Different Health Disciplines
Most MD's will tell you to come back if it still hurts after a week or two and to just take the medicine and let it go away. As a chiropractor, I often see x-rays of a 30 year old neck which look totally healthy except for arthritis in one particular joint. After asking the patient, we often find out that they were in a car accident many years ago and were never evaluated or treated for it since the pain went away 2 weeks later. Just because the pain goes away doesn't mean that it healed properly. To allow proper joint and muscle healing, time is of the essence. The repair of damaged tissue happens in the 4th - 6th weeks. Massage helps to keep the muscles from being in constant spasm during this time, physical therapy helps by helping a patient gain better range of motion and reducing swelling with the use of modalities (machines) and educating patients on when they can do certain activities, and chiropractors perform careful adjustments to allow proper lines of healing in joint tissues and muscles so that they heal stronger minimizing future flare ups. In a study published in the "Journal of Orthopedic Medicine" chiropractic was found to be the treatment of choice for whiplash. Most chiropractors utilize massage and physiotherapy techniques in the treatment of whiplash. If you go to a chiropractor who focuses solely on the adjustment portion of the treatment only and does not do any of the other necessary treatments, you should also see a physical therapist and possibly massage therapist in addition to the chiropractor, or just transfer to a chiropractor who does all parts of the protocol for proper healing based on research.

Nutrition for Whiplash-Omega III Fish Oils
There are many natural supplements which help with pain and swelling, but the most promising which is gaining more and more research in the past 10 or so years is Omega III Fatty acids.
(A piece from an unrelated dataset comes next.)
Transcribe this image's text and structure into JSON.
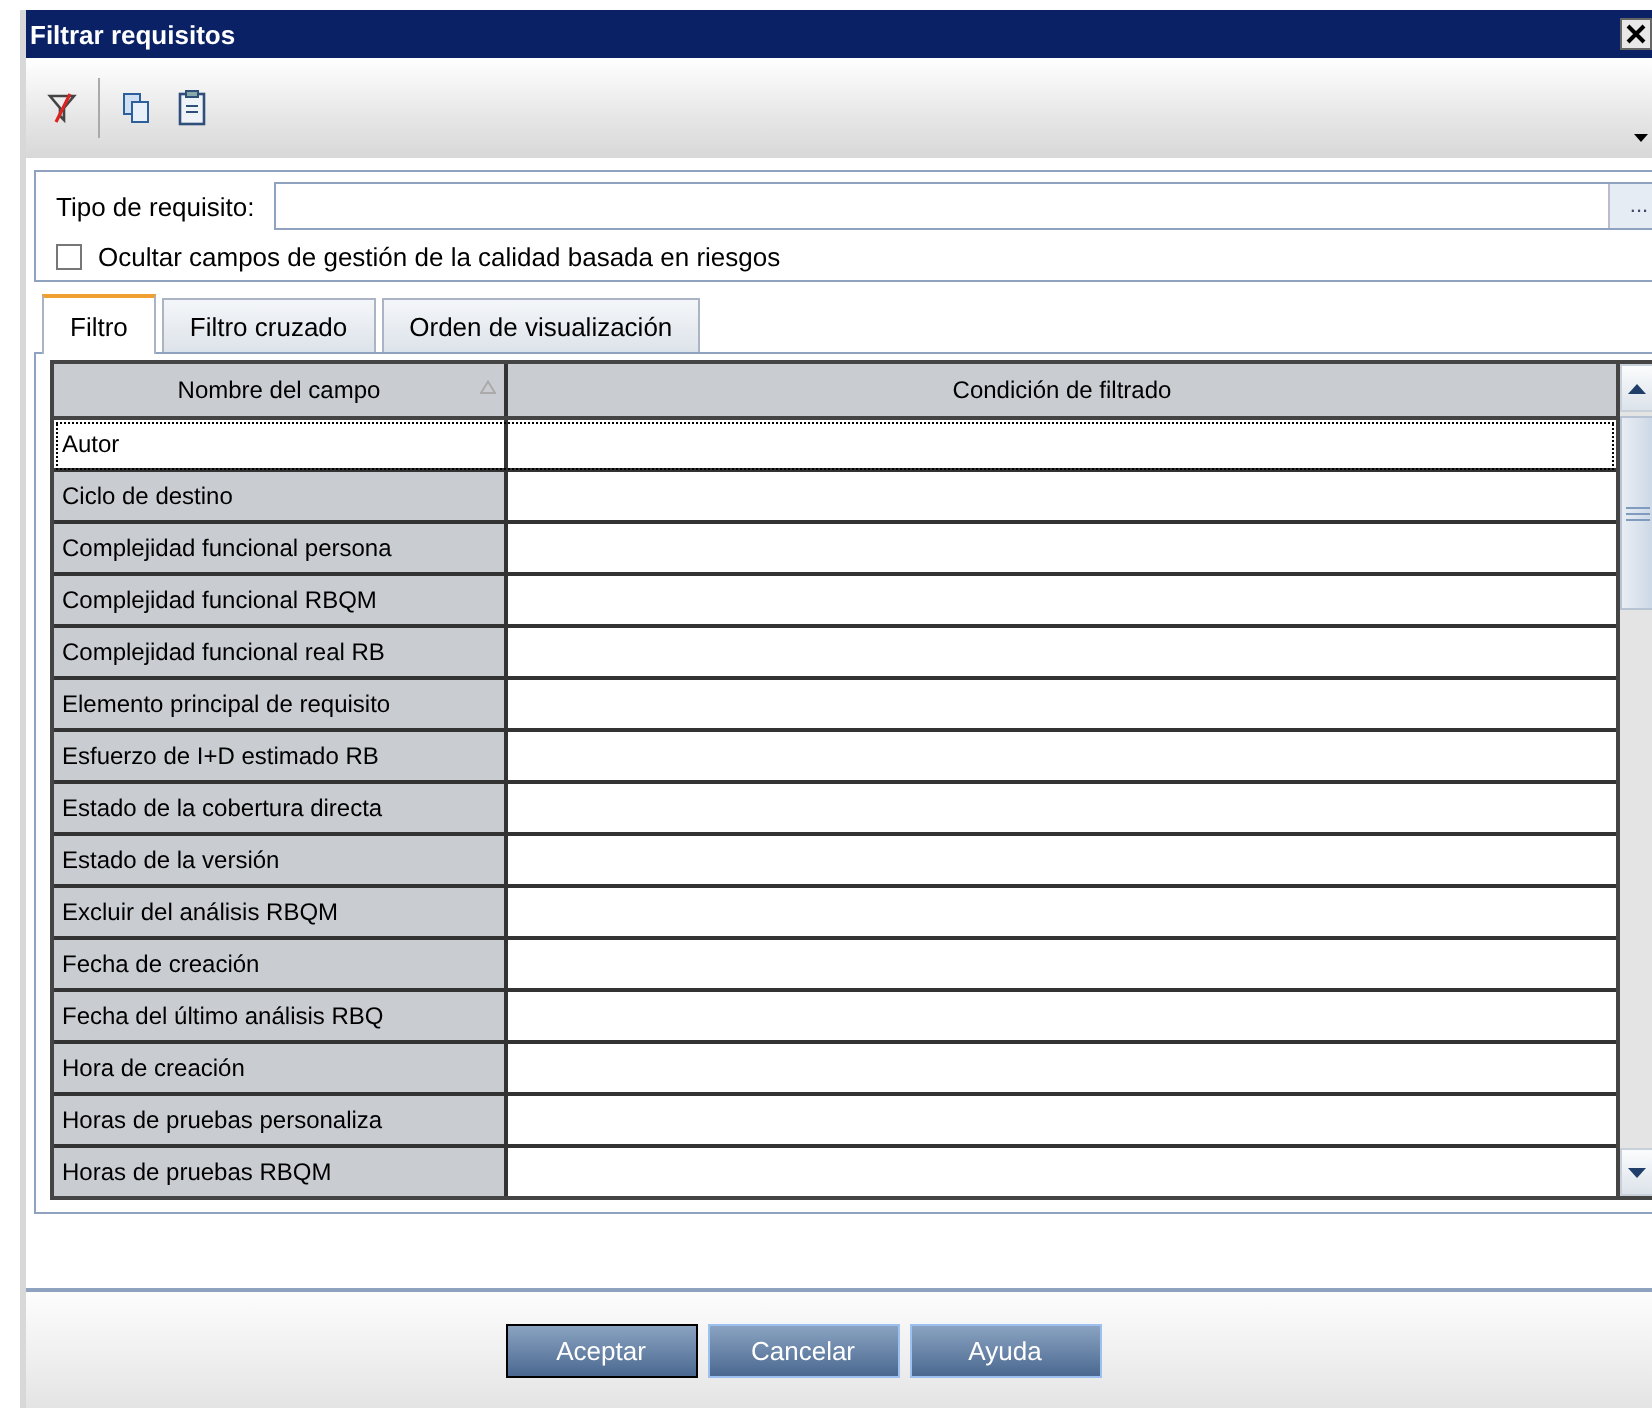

This is also sold over the counter as EPA/DHA or Fish Oil. The oils in this are key in reducing pain and actually increasing your threshold to handle pain. It also acts as a natural anti-inflammatory (if you don't like taking a lot of Ibuprofen (Advil, Motrin, etc..) Other researchers are studying Omega III for its ability to lower bad cholesterol. In fact, it's so powerful that there are some warnings that one should ask their doctor about taking it if they're already on a prescription cholesterol reducing drug like Lipitor.
Omega III contains EPA and DHA and are usually in a 3/2 ratio. I recommend my patients take it 4 times per day during the entire swelling and repair stage of healing following any injury. It's available at health food stores and in the vitamin section of any drugstore. There's no need for Omega 6 which is sometimes packaged with the Omega III. Omega 6, though needed in our diet is in excess in the average American diet and has the opposite effect on the pain threshold and inflammation.